Hacker News new | ask | show | jobs
by bodyfour 1177 days ago
> If you don't consider compute cost [...]

Yes, but what if you do? Imagine your hyper-specialzied API-heavy model takes 10x less resources to answer a question (or at least a question relevant to the task at hand) Won't it be more powerful to have a model that can run 10 times as fast (or run 10 instances in parallel)?

What if the ratio turns out to be 100x or 1000x?

So I agree that the cutting edge of "best possible AGI" might mean building the largest models we can train on massive clusters of computers and then run on high-end hardware. My hunch, though, is that models that can be run on cheap hardware and then "swarmed" on a problem space will be even more powerful in what they can perform in aggregate.

Again, it's just my hunch but right now I think everybody's predictions are hunches.

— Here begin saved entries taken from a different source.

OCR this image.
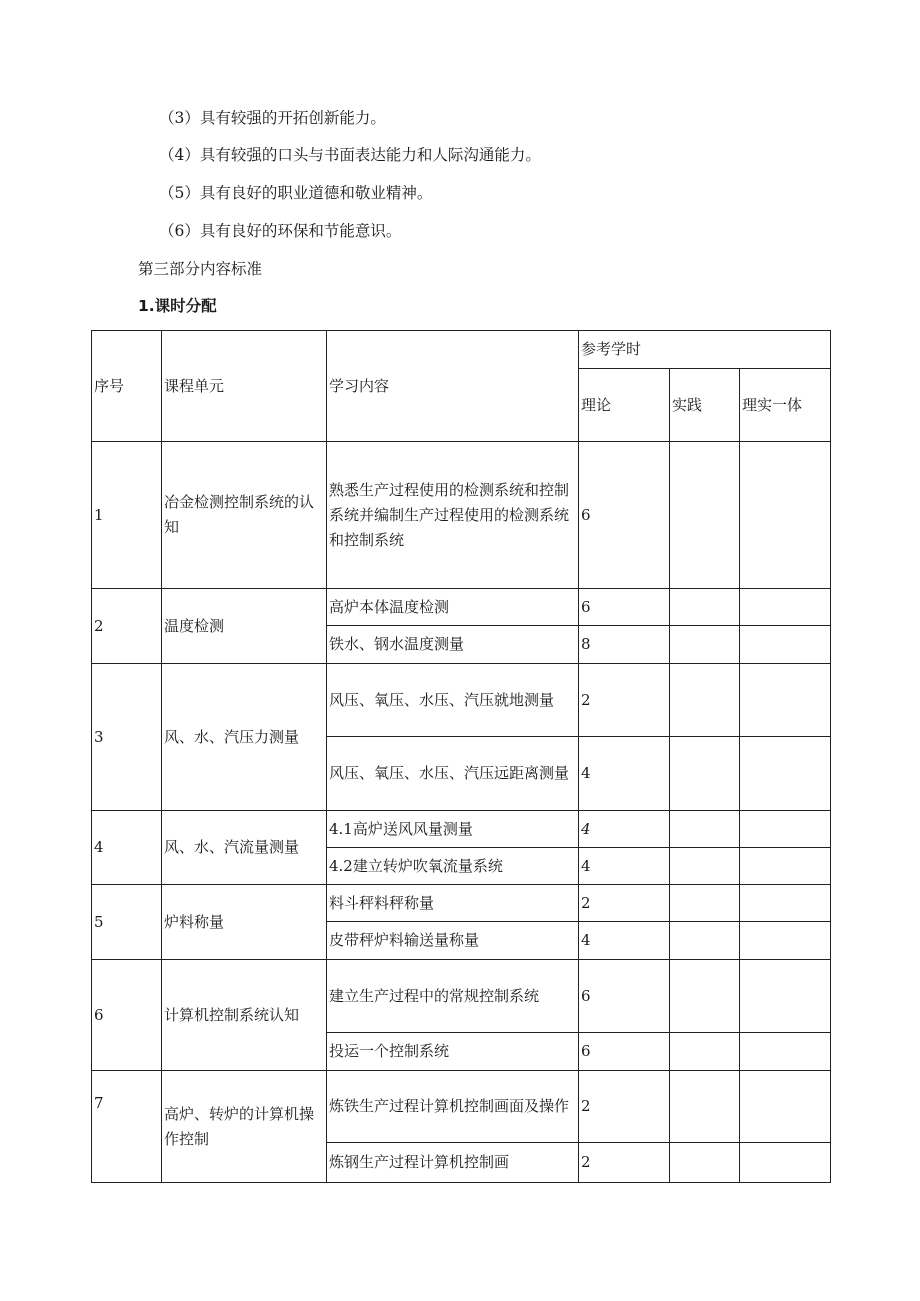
（3）具有较强的开拓创新能力。
（4）具有较强的口头与书面表达能力和人际沟通能力。
（5）具有良好的职业道德和敬业精神。
（6）具有良好的环保和节能意识。
第三部分内容标准
1.课时分配
序号	课程单元	学习内容	参考学时		
			理论	实践	理实一体
1	冶金检测控制系统的认知	熟悉生产过程使用的检测系统和控制系统并编制生产过程使用的检测系统和控制系统	6		
2	温度检测	高炉本体温度检测	6		
		铁水、钢水温度测量	8		
3	风、水、汽压力测量	风压、氧压、水压、汽压就地测量	2		
		风压、氧压、水压、汽压远距离测量	4		
4	风、水、汽流量测量	4.1高炉送风风量测量	4		
		4.2建立转炉吹氧流量系统	4		
5	炉料称量	料斗秤料秤称量	2		
		皮带秤炉料输送量称量	4		
6	计算机控制系统认知	建立生产过程中的常规控制系统	6		
		投运一个控制系统	6		
7	高炉、转炉的计算机操作控制	炼铁生产过程计算机控制画面及操作	2		
		炼钢生产过程计算机控制画	2		
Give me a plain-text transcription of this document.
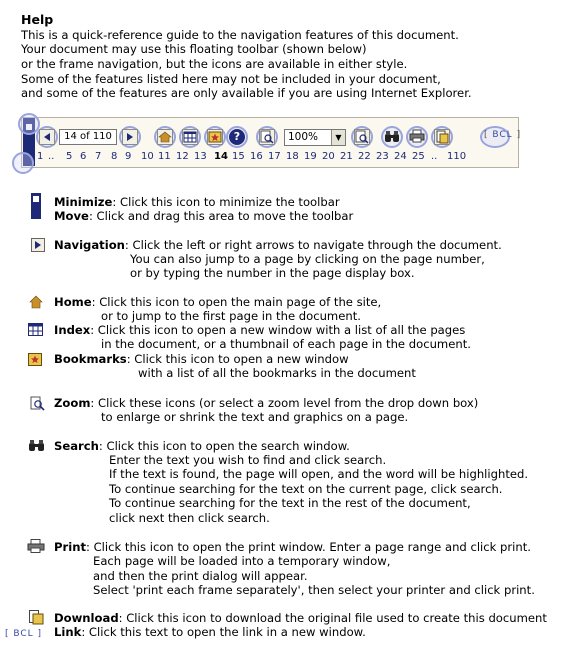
Help
This is a quick-reference guide to the navigation features of this document.
Your document may use this floating toolbar (shown below)
or the frame navigation, but the icons are available in either style.
Some of the features listed here may not be included in your document,
and some of the features are only available if you are using Internet Explorer.
14 of 110	?	100%	▼	[ BCL ]
1 .. 5 6 7 8 9 10 11 12 13 14 15 16 17 18 19 20 21 22 23 24 25 .. 110
Minimize: Click this icon to minimize the toolbar
Move: Click and drag this area to move the toolbar
Navigation: Click the left or right arrows to navigate through the document.
You can also jump to a page by clicking on the page number,
or by typing the number in the page display box.
Home: Click this icon to open the main page of the site,
or to jump to the first page in the document.
Index: Click this icon to open a new window with a list of all the pages
in the document, or a thumbnail of each page in the document.
Bookmarks: Click this icon to open a new window
with a list of all the bookmarks in the document
Zoom: Click these icons (or select a zoom level from the drop down box)
to enlarge or shrink the text and graphics on a page.
Search: Click this icon to open the search window.
Enter the text you wish to find and click search.
If the text is found, the page will open, and the word will be highlighted.
To continue searching for the text on the current page, click search.
To continue searching for the text in the rest of the document,
click next then click search.
Print: Click this icon to open the print window. Enter a page range and click print.
Each page will be loaded into a temporary window,
and then the print dialog will appear.
Select 'print each frame separately', then select your printer and click print.
Download: Click this icon to download the original file used to create this document
[ BCL ] Link: Click this text to open the link in a new window.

I'll actually go one bit further: even for a linear task that can't be "swarmed" in the same way, it could be that cheaper-per-token models could even do better on linear problem-solving tasks. Existing models already have the ability to use randomness to give more "creative", if less reliable, answers. This is inherently parallelizable though -- in fact Bard seems to be exposing this in its UI in the form of multiple "drafts". So what if you just ran 100 copies of your cheap-AI against a problem and then had one cheap-AI (or maybe a medium-AI) judge the results?

Or at the risk of a getting too anthropomorphic about it: imagine you as a human are writing a program and you get stuck on a tricky bit -- you know that the problem should be solvable but you've never doing anything similar and don't know what algorithm to start with. Suppose then you could tell your brain "Temporarily fork off 100 copies of yourself. 10 of them go do a literature review of every CS paper you can find related to this topic. 10 of you search for open source programs that might have a similar need and try to determine how their code does it. The other 80 of you just stare off into the middle distance and try to think of a creative solution. In two human-seconds write a summary of your best idea and exit. I'll then read them all and see if I/we are closer to understanding what to do next"

For us, this type of mental process is so alien we can't even imagine what it would feel like to be able to do. It might come completely natural to an AI, though.